Abstract

This study investigates high-frequency mapping of downward shortwave radiation (DSR) at Earth's surface using the Advanced Baseline Imager (ABI) instrument mounted on Geostationary Operational Environmental Satellite-R Series (GOES-R). The existing GOES-R DSR product (DSR ABI) offers hourly temporal resolution and spatial resolution of 0.25 o. To enhance these resolutions, we explore machine learning (ML) for DSR estimation at the native temporal resolution of GOES-R Level-2 Cloud and Moisture Imagery (CMI) product (five minutes) and its native spatial resolution of two-kilometer at nadir.

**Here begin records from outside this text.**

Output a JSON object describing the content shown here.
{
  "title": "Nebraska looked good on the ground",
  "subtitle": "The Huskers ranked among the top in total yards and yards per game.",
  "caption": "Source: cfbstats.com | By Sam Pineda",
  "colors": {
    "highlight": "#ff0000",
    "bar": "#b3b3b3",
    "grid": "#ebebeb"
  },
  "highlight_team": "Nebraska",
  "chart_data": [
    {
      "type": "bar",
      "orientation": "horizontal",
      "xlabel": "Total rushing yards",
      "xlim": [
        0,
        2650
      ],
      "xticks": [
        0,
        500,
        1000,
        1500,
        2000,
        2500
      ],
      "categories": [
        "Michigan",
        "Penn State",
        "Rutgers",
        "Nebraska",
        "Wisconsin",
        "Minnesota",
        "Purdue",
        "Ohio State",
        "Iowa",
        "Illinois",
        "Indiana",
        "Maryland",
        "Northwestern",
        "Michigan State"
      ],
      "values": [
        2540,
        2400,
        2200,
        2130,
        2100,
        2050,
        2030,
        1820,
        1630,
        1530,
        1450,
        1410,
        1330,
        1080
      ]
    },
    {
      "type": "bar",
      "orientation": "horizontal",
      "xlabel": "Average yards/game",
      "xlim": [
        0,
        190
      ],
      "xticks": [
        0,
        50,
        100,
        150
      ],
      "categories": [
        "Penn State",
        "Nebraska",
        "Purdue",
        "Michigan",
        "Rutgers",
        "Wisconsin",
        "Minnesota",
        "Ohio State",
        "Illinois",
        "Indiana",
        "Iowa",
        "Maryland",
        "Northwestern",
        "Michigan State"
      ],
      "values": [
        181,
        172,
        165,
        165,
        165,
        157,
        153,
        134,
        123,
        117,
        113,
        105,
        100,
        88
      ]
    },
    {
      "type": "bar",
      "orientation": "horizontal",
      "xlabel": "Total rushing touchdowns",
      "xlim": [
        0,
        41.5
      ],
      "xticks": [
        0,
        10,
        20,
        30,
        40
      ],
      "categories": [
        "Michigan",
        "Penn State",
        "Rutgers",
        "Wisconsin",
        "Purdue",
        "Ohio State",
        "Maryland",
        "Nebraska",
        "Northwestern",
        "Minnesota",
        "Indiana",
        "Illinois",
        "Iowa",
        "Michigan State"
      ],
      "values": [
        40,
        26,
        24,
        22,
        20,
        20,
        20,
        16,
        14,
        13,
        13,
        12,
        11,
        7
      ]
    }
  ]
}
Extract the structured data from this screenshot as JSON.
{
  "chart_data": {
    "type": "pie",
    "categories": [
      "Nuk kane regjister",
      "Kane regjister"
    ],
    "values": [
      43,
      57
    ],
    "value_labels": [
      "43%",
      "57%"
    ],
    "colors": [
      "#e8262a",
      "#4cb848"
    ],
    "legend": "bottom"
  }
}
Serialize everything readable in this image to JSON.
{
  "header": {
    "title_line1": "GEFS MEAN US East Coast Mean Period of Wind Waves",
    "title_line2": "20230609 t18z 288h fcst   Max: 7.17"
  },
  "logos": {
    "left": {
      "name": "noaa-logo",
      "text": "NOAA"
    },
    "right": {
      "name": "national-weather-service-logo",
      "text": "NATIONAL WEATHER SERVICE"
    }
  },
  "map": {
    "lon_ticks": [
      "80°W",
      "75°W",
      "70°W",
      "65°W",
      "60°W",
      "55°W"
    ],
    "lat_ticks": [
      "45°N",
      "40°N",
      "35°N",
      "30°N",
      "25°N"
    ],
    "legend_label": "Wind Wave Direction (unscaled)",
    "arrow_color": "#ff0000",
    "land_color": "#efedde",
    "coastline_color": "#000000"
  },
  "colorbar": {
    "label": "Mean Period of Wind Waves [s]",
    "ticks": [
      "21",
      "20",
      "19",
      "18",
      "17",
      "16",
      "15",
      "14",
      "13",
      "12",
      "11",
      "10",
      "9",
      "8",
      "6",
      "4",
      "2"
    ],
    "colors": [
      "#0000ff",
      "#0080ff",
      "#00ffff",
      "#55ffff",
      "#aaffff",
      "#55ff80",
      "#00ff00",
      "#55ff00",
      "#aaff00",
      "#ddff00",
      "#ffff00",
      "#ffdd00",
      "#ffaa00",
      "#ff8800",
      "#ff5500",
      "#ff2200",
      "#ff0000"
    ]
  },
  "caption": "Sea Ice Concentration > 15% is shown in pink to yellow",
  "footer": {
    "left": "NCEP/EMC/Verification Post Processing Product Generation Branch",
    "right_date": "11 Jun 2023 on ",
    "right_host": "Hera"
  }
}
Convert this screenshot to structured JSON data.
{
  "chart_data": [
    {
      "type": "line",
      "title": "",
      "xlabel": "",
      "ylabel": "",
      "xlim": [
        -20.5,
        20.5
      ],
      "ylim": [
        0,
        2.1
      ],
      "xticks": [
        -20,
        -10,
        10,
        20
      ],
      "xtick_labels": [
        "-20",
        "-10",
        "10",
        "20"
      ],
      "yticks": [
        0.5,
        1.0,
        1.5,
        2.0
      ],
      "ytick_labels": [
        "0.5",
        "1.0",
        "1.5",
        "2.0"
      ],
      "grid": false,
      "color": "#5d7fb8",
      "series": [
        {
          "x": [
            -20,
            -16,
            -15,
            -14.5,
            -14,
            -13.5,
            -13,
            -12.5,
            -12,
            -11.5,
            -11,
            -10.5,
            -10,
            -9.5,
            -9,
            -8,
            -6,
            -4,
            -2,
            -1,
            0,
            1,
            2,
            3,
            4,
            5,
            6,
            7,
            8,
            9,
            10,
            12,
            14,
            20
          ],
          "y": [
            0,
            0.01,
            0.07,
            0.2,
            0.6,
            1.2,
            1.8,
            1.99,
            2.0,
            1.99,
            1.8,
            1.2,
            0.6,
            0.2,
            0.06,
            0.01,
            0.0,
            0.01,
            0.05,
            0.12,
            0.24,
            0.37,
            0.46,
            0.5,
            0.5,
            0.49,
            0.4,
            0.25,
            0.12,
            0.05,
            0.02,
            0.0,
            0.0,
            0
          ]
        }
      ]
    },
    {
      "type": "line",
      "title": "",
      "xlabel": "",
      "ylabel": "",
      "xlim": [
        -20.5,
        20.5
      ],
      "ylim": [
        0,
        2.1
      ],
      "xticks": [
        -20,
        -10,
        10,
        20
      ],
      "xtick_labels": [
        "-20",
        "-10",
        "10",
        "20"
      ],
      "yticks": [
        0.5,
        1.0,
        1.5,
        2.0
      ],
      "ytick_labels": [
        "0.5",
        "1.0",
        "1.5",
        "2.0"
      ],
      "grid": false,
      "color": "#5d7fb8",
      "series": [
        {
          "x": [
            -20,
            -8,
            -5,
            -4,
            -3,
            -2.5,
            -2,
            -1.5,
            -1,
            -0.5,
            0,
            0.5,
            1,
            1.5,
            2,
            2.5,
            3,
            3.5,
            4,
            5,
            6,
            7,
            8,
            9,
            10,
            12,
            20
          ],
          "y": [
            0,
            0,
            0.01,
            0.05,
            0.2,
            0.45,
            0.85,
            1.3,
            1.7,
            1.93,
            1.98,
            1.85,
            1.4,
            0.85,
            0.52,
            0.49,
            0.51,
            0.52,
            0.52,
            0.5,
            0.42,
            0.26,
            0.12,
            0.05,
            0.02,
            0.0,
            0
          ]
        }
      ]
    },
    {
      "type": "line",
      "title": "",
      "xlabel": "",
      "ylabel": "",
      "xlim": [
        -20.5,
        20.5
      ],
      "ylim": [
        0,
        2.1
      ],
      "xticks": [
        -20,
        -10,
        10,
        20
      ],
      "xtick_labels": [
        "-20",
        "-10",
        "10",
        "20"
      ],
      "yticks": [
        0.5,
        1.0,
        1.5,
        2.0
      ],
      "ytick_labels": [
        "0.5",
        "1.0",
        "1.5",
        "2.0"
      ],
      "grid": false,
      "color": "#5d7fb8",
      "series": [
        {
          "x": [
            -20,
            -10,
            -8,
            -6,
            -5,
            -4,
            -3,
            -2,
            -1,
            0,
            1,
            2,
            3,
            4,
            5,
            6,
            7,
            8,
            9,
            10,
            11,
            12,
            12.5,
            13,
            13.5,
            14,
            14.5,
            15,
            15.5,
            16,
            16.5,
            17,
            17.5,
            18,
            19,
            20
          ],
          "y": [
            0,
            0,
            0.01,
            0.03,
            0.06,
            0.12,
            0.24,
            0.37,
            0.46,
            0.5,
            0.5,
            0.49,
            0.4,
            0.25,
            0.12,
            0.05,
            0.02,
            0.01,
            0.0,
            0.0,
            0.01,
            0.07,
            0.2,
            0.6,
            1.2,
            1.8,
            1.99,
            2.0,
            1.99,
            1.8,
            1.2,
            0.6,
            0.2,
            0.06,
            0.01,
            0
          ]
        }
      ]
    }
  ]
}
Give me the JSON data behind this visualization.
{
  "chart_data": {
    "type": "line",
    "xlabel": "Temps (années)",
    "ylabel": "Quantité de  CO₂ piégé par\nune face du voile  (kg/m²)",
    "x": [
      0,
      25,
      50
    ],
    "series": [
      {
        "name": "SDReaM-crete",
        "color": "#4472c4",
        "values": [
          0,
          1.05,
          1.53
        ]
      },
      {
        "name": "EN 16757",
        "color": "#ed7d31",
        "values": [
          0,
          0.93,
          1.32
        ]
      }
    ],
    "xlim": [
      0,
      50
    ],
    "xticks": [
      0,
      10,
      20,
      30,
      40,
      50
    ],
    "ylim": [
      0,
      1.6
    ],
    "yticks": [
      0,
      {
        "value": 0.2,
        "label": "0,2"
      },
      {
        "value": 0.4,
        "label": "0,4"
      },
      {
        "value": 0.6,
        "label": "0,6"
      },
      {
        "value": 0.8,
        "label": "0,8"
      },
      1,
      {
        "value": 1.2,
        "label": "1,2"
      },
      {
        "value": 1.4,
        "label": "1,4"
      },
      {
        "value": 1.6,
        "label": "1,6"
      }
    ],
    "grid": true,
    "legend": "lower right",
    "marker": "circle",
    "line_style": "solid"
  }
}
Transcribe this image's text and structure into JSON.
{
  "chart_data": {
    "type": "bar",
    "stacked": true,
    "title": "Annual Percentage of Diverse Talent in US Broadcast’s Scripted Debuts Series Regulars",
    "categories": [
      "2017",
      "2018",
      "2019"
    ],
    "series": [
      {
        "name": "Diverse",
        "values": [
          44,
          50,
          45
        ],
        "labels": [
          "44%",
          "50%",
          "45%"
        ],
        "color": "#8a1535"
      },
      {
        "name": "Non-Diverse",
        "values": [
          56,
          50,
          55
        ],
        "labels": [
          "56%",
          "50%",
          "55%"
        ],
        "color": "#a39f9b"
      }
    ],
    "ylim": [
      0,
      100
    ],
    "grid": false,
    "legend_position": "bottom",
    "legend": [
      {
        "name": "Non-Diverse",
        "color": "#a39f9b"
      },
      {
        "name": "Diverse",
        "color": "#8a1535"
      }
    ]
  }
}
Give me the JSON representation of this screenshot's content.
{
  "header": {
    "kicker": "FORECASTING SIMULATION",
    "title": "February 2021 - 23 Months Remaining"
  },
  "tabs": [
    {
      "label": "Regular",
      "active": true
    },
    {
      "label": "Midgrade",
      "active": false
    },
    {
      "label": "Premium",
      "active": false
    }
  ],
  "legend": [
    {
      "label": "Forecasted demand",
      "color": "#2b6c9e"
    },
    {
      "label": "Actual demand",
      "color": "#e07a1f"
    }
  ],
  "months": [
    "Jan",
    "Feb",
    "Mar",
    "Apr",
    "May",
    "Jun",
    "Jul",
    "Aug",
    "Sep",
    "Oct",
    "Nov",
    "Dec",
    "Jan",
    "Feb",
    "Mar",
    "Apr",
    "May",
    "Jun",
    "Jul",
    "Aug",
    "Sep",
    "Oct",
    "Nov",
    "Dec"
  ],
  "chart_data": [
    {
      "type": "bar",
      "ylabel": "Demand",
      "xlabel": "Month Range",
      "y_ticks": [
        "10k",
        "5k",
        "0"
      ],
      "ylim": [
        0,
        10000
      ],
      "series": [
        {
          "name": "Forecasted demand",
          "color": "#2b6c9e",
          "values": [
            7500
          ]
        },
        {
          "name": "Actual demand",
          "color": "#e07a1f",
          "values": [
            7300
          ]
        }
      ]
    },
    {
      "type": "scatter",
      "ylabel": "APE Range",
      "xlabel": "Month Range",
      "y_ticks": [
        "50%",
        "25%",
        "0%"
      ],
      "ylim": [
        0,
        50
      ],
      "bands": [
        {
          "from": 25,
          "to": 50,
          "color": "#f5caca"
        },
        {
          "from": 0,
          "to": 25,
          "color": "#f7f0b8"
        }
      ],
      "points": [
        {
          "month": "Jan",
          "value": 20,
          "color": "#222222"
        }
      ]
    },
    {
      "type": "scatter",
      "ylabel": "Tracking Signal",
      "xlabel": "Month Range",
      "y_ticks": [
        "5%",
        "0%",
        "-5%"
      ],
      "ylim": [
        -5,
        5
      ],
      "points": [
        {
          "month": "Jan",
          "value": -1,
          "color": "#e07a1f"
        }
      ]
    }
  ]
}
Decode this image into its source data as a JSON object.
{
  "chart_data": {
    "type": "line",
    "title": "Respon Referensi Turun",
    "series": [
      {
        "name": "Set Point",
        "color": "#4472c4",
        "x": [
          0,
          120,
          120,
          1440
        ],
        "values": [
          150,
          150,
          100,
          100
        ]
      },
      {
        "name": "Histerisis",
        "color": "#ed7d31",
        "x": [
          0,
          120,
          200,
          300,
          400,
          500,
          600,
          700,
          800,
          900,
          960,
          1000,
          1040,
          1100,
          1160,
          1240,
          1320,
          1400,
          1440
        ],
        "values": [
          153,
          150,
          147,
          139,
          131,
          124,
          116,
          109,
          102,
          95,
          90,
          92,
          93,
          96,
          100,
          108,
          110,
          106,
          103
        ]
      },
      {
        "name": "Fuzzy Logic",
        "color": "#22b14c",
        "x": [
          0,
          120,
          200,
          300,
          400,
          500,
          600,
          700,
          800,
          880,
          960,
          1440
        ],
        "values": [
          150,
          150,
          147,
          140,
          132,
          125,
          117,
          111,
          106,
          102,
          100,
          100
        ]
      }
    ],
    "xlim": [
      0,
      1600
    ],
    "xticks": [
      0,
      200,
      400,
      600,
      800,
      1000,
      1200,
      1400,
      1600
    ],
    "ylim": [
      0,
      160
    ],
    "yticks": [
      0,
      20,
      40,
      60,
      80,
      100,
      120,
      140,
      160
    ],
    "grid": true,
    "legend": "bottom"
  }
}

We compared four common ML regression models through the Leave-One-Out Cross-Validation (LOOCV) algorithm for robust model assessment against ground measurements from AmeriFlux and SURFRAD networks. Results show that Gradient Boosting Regression (GBR) achieves the best performance (R² = 0.916, RMSE = 88.05 W m-2) with efficient computation compared to Long Short-Term Memory (LSTM), which exhibited similar performance. DSR estimates from the GBR model (DSR ALIVE) outperform DSR ABI across various temporal resolutions and sky conditions. DSR ALIVE agreement with ground measurements at SURFRAD networks exhibits high accuracy at high temporal resolutions (five-minute intervals) with R² exceeding 0.85 and RMSE=122 W m-2. We conclude that GBR offers a promising approach for high-frequency DSR mapping from GOES-R, enabling improved applications for near-real-time monitoring of terrestrial carbon and water fluxes.